Die Verbindung brach ab und ich bekam ein irrsinniges Schwindelgefühl. Außerdem schien ich alles jetzt vorwärts aber so schnell zu erleben, als würde man die Zeit wie bei einer CD schnell vorlaufen lassen. Aber es war eine ganz andere Geschichte, die ich ab hier sah.
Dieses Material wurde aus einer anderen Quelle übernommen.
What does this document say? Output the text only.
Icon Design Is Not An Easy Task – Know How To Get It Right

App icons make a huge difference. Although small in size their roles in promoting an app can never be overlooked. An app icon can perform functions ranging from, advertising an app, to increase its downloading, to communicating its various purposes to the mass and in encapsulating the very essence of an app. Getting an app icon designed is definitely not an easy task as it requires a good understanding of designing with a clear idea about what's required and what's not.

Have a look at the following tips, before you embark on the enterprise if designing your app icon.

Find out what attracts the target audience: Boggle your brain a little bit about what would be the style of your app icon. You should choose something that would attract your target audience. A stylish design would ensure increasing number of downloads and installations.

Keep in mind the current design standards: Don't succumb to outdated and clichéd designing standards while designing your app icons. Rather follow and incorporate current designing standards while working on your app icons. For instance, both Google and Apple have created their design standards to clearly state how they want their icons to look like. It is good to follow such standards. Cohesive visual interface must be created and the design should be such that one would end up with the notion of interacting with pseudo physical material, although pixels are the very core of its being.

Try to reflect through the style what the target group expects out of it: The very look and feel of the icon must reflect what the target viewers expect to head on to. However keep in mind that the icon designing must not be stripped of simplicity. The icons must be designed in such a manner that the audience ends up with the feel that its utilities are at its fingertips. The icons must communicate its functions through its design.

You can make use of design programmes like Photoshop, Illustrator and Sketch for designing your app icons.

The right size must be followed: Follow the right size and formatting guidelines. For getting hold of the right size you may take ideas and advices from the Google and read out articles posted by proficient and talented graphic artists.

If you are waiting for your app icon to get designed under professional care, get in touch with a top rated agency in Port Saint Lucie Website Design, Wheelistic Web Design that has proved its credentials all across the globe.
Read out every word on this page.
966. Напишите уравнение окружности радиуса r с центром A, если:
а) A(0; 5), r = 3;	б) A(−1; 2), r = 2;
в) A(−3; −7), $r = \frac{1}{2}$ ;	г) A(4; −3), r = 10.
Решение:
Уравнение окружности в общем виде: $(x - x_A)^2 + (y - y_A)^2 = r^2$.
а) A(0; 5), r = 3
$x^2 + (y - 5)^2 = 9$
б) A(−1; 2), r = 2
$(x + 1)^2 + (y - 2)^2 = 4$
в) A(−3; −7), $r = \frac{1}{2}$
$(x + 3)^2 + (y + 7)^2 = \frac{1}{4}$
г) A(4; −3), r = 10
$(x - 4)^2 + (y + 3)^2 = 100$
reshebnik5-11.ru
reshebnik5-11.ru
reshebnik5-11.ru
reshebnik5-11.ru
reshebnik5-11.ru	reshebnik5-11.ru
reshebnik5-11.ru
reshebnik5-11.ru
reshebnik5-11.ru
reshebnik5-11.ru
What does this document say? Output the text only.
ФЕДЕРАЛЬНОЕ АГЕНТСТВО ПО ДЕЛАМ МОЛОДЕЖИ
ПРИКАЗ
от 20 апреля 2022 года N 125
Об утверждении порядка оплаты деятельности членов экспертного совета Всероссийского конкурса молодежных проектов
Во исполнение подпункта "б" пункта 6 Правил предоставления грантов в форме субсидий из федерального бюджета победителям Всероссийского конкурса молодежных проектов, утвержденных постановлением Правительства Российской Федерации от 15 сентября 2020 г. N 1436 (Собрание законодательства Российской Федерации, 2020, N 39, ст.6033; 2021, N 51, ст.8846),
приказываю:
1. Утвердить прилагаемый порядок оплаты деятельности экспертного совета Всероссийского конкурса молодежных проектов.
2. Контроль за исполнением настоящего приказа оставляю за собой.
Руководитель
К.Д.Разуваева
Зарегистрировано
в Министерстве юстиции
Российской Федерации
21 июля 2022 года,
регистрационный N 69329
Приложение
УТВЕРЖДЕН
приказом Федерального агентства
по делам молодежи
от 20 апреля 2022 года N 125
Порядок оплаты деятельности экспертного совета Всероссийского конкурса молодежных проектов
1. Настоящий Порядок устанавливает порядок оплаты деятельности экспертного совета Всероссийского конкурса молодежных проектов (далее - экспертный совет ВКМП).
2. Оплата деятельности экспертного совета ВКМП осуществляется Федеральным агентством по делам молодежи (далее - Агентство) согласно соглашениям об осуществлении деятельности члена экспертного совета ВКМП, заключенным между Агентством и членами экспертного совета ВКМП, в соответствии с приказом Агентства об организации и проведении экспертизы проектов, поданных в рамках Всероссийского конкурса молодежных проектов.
Als ich wieder zu Atem kam und die Zeit wieder ihr normales Tempo zu haben schien, fand ich mich im Garten der Huxleys vor einem Stuhl stehend wieder. Offensichtlich fand dort gerade eine der allsommerlichen Grillpartys statt. Vor mir auf dem Stuhl lag etwas Weiches. „Oh, was für ein weiches Sitzkissen.“, sagte ich und drehte mich um, aber im selben Moment schallte eine tiefe Stimme vom Hauseingang her: „Nicht hinsetzen, Allrounder! Das ist ein Befehl!“

Ich wich vom Stuhl zurück und drehte mich in die Richtung, aus der ich die Stimme gehört hatte in Erwartung einer Information. Die kam dann auch und zwar in Form eines aus dem angeblichen Kissen kommenden erschrockenen: „Min-Mang!“ Dann kam auch Commander Huxley um die Ecke gewetzt. „Oh, sorry, Caruso.“, entschuldigte ich mich und nahm den Kater auf den Arm. „Und ich dachte, du wärst tot, du armer kleiner Miezenmann.“ „Das hätten Sie auch bestimmt erreicht, wenn Sie sich auf ihn gesetzt hätten, Allrounder.“, sagte Huxley. „Ich hätte gar nicht gewusst, wie ich das Data erklären sollte. Aber was faseln Sie da überhaupt? Wieso sollte er tot sein? Hauchen Sie mich mal an. Die Party ist noch nicht mal im Gange und Sie machen den Eindruck, als wären sie voll wie ’ne Haubitze, oder warum sonst geben Sie so einen Müll von sich.“ Ich tat, worum er mich gebeten hatte. „Kein Alkohol.“, stellte er fest. „Aber dann gibt es nur noch eine Erklärung.“

Er drehte sich zur feiernden Menge: „Tchey!“ Die Gerufene kam sogleich angelaufen. „Ich glaub’.“, begann Huxley an sie gewandt und auf mich zeigend. „Sie hat einen Sonnenstich. Aber das können Sie ja wohl am besten beurteilen, auch wenn Sie nur einen Sanitätskurs haben, Tchey Neran-Jelquist.“ „Du trägst immer noch Lasses Namen?“, fragte ich gleichermaßen verwirrt und erleichtert. „Wieso nich’.“, flapste sie und sah mich von Kopf bis Fuß an. „Na ja.“, sagte ich. „Die Zeitlinie, aus der ich komme, sagt, dass ihr geschieden seid. Außerdem hatten die Genesianer das Universum der Föderation und der Tindaraner erobert.“ „Quatsch.“, flapste sie. „Sie hat auch behauptet, Caruso sei tot.“, sagte Huxley. „Oh, Mann!“, stöhnte Tchey. „Du solltest wirklich …“

Ein Gerät an ihrem Handgelenk piepte und sie warf einen flüchtigen Blick darauf. „Oh nein.“, sagte sie. „Du kannst von Glück sagen, dass ich einen Einsatz mit dem Rettungsshuttle habe, sonst würde ich dich auf der Stelle auf Sonnenstich untersuchen! Aber das wird jetzt wohl jemand anderes übernehmen müssen!“ Damit zischte sie ab. „Angeberin!“, rief ich ihr noch hinterher. „Du hast doch bloß ’n Sanitätskurs!“

Huxley hakte mich unter. „Ich bring’ Sie zu Cupernica.“, sagte er tröstend. „Die wird Ihnen etwas Bettruhe und viel Flüssigkeit verordnen. Sedrin oder ich werden nachher noch mal nach Ihnen sehen.“ „Also gut, Sir.“, sagte ich und ging mit ihm in Richtung des Hauses der Androiden. Ich hatte es vermieden, weitere Details preiszugeben. Aber tief in meinem Inneren war ich sehr froh, denn jetzt war alles wieder in Ordnung.